I got rid of the cough drop and tried to get back to sleep, but no matter what I did, it was impossible. I got up several times and messed around online, but I was really too tired to enjoy or care too much about what I was doing. Whenever I tried to get back in bed, I couldn’t breathe and I couldn’t relax.

Finally I tried the decongestant that worked for me the other day. It dried my throat out, which was sort of a relief and sort of made me nauseous, but I still couldn’t actually get to sleep.

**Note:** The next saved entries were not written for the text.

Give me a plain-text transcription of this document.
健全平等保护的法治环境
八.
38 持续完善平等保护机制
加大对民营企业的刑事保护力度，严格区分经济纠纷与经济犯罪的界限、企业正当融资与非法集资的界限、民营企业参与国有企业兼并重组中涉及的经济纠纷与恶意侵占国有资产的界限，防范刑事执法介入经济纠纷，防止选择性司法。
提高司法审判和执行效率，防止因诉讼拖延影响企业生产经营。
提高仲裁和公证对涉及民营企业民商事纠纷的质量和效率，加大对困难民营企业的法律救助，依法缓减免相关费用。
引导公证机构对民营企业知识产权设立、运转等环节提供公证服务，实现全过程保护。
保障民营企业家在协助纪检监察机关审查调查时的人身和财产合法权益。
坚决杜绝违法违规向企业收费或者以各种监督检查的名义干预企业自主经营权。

It was around 5 or 6 when I finally asked Sean to please come sit next to me because I couldn’t calm down. He snuggled into bed behind me and wrapped his arms around me and stroked the skin of my back and legs.

And I was able to concentrate on the niceness of that feeling, instead of all the other things that always race through my mind when I go to bed these days. It seems like every night I think about how I wish I was back in the old apartment, or I miss some item we used to own, or I think about how I’ve “chosen” not to worry about having kids since it’s impossible, or I ponder how far away I live from my family, or I wish I could figure out if I want to buy a house here or move away. I think it would be pretty ridiculous at this point to try and claim that stress isn’t a factor in how I’ve been feeling. I’m just not sure what to do about it.

Anyway, I am so thankful that Sean calmed me down enough that I finally slipped off to sleep. I’m not sure how much sleep I actually got, and I feel like crap right now, but I know I’d feel even worse if I hadn’t gotten any sleep at all.

Side note: I noticed yesterday that the veins that normally stick out of my feet don’t, anymore. It kind of weirded me out.

Side note #2: I think, constantly, “Remember back when I could breathe?” or “Remember back when I didn’t feel terrible?” I’m really annoying myself. It’s not that clever, Heather.

Side note #3: I’m going to a specialist tomorrow who will hopefully figure something out about my respiration/pulmonary function. I’ve had friends who’ve said it sounds like allergies and friends who’ve said it sounds like sleep apnea. Looking forward to a doctor’s opinion.

Side note #4: Why am I so sweaty all the time?